Uma diferença do RS para outros Estados é que os custos políticos para promover o ajuste são maiores aqui. Ajuste fiscal significa comprar brigas políticas. A capacidade de mobilização dos grupos de interesse de fato torna essas brigas politicamente caras. Isto faz com que seja maior a chance de cortar serviços públicos do que gastos pouco úteis para a população, mas muito benéficos para grupos de interesse. Por que é tão difícil extinguir órgãos anacrônicos como tribunal militar, tirar a tutela de órgãos que poderiam se autossustentar e privatizar empresas que desviam o foco dos governos de suas funções?

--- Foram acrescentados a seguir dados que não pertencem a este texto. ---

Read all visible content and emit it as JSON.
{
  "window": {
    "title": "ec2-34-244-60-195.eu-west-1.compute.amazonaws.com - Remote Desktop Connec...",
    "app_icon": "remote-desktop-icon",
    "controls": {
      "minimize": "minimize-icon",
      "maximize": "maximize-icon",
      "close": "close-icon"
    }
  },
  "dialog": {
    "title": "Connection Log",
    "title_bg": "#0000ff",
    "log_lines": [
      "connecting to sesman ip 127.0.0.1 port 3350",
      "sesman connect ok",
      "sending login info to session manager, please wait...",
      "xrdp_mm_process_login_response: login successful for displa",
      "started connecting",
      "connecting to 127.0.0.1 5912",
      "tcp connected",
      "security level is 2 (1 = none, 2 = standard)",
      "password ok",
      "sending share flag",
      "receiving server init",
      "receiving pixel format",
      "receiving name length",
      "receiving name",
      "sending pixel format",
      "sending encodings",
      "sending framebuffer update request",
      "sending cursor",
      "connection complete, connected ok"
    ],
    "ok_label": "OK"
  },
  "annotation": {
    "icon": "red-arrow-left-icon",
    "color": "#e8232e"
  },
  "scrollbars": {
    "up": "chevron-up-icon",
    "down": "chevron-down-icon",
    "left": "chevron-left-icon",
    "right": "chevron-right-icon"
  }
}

Um olhar atento ao futuro mostra que o problema é mais grave do que parece. Há dívidas e passivos que logo aparecerão e que seguem ignorados. O não pagamento do piso dos professores é uma dívida que cresce rapidamente e não foi contabilizada. Outro passivo não contabilizado diz respeito aos planos de carreira do funcionalismo, que absurdamente atrelam remunerações a tempo e não a critérios de eficiência e também sobrecarregam o regime previdenciário. Além disso, más gestões geram passivos na medida em que deixam brechas legais que se transformam em derrotas judiciais para o governo e indenizações milionárias.
Crises de dívida causam um conflito de interesse entre gerações. Dívidas são economicamente legítimas quando são sustentáveis e deixam como contrapartida legados, como uma boa infraestrutura, um sistema de metrô, tecnologias, preservação ambiental etc. No entanto, há uma assimetria fundamental, mesmo em sistemas políticos democráticos, no sentido de que a geração atual tende a maximizar benefícios presentes e mandar a conta para as gerações futuras. E isto acontece, em geral, através de endividamento, porque a geração atual vota e decide, por ela e pelas gerações futuras, que obviamente não votam. Estas são representadas por estadistas apenas nas fábulas da literatura política. No caso gaúcho, a geração atual pode estar sendo injusta com as gerações futuras se não produzir soluções para o problema, pois passará adiante uma dívida quase fora do controle sem sequer deixar legados úteis, na prática significando uma economia sem oportunidades produtivas e com governos consumindo recursos apenas para si. A resposta pode ser uma diáspora em massa de jovens num futuro próximo.